Information on the skin biopsy
Historical background
The biopsy has a central place in medical
diagnostics. Despite the development of illustrative diagnostics
and modern serological procedures for obtaining evidence,
the histo-pathological assessment of tissue remains the “gold
standard” just the same. This applies in particular
to skin ailments, firstly due to easy access, and secondly
due to the high meaningfulness of dermato-histopathological
examinations. Over the last few decades, skin afflictions
have been regularly given biopsies, and the histo-pathological
findings – unlike diseases afflicting other organs –
can easily be correlated with the clinical picture. Dermato-pathology
is thus far more advanced compared with the pathology of other
organ systems.
The stimulus in this development led to the
introduction of the biopsy over 100 years ago. Even before
then, skin ailments were examined microscopically; however,
this was done only casually, in connection with autopsies
or “necropsies”. Unlike the situation in ”necropsy”,
i.e. the removal of dead tissue, in 1879 the dermatologist
Ernest
Besnier coined the term “biopsy” for
the removal of living tissue. At that time, Besnier wrote:
”Cutaneous changes were not examined only by a set
of necropsies in a definitive form, but many questions relating
to the living have also been clarified by carrying out histological
examination of small slithers of tegument or fragments of
diseased tissue. This method of examination, in fact a biopsy
(a neologism that we propose for the name of this new type
of examination), is a regular procedure in clinical diagnostics,
whose significance is great. One generally requires only very
small skin or tissue fragments, removed by skilled hands using
a lancet in order to obtain the most clear-cut and satisfactory
histological results."
Besnier recommended the biopsy not as a routine
diagnostic procedure, but confined its use to scientific issues:
“We hope it will be accepted that we do not propose
introducing this clinical vivisection, where it is a case
of diagnosis of afflictions described in the usual or traditional
form, whose clinical picture has been summed up. It should,
let it be noted, be reserved for those cases in which reliable
diagnosis is absolutely impossible without using this tool
at the present state of our knowledge, or where we have to
determine a doubtful case of the nature of the affliction,
which would never lend itself to being clarified by a necropsy."

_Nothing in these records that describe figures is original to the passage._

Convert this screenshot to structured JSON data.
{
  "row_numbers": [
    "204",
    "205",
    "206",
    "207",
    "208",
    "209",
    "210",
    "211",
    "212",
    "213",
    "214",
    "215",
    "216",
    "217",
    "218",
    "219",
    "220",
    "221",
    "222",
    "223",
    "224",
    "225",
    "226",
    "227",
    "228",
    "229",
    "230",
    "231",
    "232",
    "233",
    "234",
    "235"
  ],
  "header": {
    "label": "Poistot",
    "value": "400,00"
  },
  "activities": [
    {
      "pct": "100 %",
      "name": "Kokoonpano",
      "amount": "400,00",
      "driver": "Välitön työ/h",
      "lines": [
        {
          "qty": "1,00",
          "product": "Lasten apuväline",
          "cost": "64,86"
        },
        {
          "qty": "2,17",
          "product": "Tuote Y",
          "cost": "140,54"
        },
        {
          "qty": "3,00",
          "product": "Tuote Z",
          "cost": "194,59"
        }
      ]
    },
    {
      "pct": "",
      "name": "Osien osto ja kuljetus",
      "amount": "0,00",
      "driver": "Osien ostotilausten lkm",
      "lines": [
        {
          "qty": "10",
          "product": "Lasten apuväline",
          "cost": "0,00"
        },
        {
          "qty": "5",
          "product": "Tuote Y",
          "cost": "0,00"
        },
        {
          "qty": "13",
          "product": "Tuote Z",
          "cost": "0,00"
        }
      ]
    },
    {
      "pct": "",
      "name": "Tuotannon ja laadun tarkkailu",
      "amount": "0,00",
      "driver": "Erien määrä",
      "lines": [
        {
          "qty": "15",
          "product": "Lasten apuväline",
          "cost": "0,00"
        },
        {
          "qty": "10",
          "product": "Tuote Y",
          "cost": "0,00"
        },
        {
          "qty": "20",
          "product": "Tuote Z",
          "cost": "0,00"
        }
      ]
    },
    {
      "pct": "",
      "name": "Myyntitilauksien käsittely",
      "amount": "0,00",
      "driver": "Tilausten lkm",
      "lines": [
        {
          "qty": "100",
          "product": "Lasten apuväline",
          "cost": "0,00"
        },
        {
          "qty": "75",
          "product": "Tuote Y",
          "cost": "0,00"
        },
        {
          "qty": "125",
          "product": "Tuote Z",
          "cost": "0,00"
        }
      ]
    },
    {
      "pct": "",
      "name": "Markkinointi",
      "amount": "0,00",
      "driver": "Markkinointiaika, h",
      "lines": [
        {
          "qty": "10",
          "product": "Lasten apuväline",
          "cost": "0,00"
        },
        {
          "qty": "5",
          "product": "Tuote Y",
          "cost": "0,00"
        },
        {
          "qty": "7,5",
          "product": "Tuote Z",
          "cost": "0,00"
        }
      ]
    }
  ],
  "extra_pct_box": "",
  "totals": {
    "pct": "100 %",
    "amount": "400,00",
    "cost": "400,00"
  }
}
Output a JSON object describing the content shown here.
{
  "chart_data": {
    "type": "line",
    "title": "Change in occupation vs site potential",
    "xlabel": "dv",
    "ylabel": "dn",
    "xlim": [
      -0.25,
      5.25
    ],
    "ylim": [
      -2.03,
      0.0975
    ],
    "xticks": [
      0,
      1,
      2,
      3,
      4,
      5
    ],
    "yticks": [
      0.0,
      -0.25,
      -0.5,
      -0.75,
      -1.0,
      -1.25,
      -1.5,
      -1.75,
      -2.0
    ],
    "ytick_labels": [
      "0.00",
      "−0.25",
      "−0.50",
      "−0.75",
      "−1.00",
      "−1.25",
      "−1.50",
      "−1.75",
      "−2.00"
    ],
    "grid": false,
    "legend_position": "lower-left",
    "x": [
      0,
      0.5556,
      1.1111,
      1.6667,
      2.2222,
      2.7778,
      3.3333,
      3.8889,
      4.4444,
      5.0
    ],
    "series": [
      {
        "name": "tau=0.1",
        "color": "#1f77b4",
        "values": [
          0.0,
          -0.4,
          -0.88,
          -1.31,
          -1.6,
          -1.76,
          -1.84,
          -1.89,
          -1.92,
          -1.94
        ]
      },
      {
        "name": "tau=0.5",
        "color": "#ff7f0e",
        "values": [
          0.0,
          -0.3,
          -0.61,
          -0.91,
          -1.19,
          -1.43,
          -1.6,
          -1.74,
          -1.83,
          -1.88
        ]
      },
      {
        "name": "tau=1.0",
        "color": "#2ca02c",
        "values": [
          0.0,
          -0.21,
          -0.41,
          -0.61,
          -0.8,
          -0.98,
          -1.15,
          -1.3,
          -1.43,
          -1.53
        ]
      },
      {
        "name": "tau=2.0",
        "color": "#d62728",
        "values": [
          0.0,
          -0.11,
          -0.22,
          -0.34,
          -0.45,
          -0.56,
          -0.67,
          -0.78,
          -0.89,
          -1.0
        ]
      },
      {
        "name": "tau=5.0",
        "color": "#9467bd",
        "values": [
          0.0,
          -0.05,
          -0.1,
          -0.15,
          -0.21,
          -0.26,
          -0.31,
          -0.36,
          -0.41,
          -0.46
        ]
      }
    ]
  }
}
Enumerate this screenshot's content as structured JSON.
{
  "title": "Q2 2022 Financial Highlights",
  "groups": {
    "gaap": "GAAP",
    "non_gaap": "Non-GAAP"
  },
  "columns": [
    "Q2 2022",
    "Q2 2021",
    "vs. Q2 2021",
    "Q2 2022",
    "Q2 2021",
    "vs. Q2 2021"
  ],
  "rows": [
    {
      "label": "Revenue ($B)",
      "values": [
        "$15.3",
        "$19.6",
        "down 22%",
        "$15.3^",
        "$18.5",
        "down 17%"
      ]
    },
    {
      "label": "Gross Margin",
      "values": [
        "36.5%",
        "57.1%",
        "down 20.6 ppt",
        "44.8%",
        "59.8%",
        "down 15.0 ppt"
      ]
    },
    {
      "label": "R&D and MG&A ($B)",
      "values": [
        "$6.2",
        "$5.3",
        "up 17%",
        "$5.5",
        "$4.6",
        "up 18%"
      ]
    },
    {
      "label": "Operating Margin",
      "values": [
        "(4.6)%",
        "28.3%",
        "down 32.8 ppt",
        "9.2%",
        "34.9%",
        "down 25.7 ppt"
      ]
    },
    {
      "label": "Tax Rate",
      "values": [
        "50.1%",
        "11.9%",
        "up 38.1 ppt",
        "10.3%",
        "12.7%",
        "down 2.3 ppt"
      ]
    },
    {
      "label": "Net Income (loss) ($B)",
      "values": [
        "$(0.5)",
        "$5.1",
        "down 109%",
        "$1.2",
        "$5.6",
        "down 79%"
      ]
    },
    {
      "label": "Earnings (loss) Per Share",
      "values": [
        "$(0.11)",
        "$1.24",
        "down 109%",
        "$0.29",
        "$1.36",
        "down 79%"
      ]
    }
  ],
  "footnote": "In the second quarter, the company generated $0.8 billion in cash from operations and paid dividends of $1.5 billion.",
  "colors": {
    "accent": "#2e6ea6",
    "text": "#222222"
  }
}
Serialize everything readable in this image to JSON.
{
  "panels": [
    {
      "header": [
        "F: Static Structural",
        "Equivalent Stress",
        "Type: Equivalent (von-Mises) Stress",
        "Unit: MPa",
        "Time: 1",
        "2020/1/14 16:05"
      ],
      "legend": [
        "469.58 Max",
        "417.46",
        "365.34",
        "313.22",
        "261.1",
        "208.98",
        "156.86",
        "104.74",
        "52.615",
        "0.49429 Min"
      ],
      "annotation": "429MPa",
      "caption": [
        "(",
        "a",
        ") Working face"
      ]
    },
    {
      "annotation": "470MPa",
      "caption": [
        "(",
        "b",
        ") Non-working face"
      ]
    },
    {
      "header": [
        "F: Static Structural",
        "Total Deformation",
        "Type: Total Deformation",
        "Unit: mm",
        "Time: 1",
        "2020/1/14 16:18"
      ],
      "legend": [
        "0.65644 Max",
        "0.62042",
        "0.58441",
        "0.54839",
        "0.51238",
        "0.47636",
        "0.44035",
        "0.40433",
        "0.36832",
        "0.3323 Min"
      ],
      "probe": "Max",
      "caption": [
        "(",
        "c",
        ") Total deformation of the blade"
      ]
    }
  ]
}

The reason for Besnier’s reticence
was primarily that patients were not to suffer painful intervention
without compelling reasons, since facilities for a local anaesthetic
were restricted at the time. Until the 1880s, a local anaesthetic
was performed essentially only by numbing the area through
the application of ethyl chloride or chlora-ethyl, and in
many instances anaesthetics were avoided altogether. Change
came only in 1884, when the Viennese ophthalmologist
Carl
Koller reported pain-free cataract operations after
instilling a cocaine solution into the eye. This news spread
rapidly, and just a year later cocaine was also injected in
the skin, for example, by American surgeon William Halstedt,
who became dependent on cocaine over the course of his research.
Despite these side-effects, around the end
of the 19th century infiltration anaesthetics came into use
for smaller interventions and played a large part in turning
the biopsy into a standard diagnostic procedure. The increase
in skin biopsies went hand-in-hand with the development of
various biopsy techniques. In 1876 Heinrich Auspitz and Hans
von Hebra had introduced the sharp spoon. In 1887 the American
dermatologist
Edward
L. Keyes described the »
Punch«,
which was originally developed by him to remove powder-crystals
in the face. He portrayed them as “skin punches...with
a sharp cutting-edge and diameter upwards of one millimeter
... When these small instruments are placed upon the skin
and rotated vigorously, they cut a round piece out of the
tegument, whose diameter matches their lumen and whose depth
can be varied, depending on the pressure exerted”.